Gay Huabner's parents dancing
My parents doing the Twist. 

Around the time my mother’s pregnancy began to show, other women started asking with suspicious frequency how old she was. Mom, who had always been paranoid about revealing her age, thought they were hinting about getting pregnant at her advanced age, and refused to answer. I heard her constantly griping, “Old biddies, why do they want to know how old I am?” Someone clued her in to the fact she was being vetted for the Junior League, a club that believed itself to be the pinnacle of high society among Duluth women. My mom had been nominated for Junior League but there was a hitch: you had to be under 35 to join the Junior League. But no one came out and said that why she was asking about my mom’s age, I guess in case my mom got blackballed, so she wouldn’t have hurt feelings.  

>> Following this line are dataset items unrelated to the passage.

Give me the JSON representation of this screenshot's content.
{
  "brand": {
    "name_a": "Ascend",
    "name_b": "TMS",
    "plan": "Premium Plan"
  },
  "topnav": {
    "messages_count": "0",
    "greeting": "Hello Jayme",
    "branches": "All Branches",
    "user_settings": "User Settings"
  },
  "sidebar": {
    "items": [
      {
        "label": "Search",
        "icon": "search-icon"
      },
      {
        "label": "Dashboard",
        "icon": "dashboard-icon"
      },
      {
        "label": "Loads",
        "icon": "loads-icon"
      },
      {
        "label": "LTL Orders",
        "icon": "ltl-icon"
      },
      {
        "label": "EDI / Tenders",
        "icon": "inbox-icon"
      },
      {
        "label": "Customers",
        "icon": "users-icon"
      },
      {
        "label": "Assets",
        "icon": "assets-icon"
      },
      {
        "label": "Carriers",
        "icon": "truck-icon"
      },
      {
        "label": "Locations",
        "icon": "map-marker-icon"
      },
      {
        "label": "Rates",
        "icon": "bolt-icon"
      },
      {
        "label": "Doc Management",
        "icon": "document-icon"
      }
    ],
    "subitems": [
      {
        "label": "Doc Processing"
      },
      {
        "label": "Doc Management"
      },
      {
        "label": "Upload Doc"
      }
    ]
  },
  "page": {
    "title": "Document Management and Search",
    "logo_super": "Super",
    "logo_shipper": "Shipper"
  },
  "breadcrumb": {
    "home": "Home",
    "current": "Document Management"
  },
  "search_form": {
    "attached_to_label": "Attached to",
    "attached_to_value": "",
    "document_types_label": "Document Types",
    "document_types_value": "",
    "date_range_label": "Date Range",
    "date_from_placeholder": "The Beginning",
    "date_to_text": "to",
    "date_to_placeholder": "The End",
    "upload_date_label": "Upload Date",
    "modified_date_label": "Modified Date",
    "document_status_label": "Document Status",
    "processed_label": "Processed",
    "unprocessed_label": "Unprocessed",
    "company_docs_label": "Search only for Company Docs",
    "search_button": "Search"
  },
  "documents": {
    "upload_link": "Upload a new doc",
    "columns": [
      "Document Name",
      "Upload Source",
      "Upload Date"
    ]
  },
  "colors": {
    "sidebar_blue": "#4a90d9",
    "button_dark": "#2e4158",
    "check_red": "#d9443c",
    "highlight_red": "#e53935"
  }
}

Duluthians of that time loved joining things: churches (everyone belong to some church, Catholic, Lutheran, Congregationalist, even the mysterious Jewish temple), country clubs, Elks, Moose, Rotary, Lion’s Club, the weird Knights of Columbus and the even odder Masons. My mother was a member of the Women’s Dental Auxiliary and drove around the county distributing toothbrushes and toothpaste to rural schools. My Carlton grandmother was a member of the hoity-toity Kitchi Gammi club, where I was once invited to lunch with her in its cavernous, echoing dining room.  

Postcard
The Kitchi Gammi Club.

I must have done something wrong — pushed my soup spoon the wrong way or stained the snowy table cloth — as the invitation was not repeated. Grandma Marie was also a member of the Women’s Club, the mother organization to the Junior League, a bunch of do-gooders who were best known for the Duluth Women’s Club Parade of Homes, a chance to poke around in other people’s over-decorated houses for charity. 

Why my grandmother Marie couldn’t have just shepherded my mom into Junior League is a mystery. Maybe she was too much of a snob and thought a house painter’s daughter from Aberdeen, South Dakota, even if she was her daughter-in-law, wasn’t good enough to raise money for the Duluth Symphony or the Leif Erickson Park rose gardens.  

Alas, my mother never became a Junior Leaguer. Even in an organization composed entirely of women, the husbands had to be considered. My father missed the mandatory Saturday breakfast meeting where my mother was to be interviewed for inclusion in the club; he was too hung over. The Junior League gave him a second chance, he missed that one too.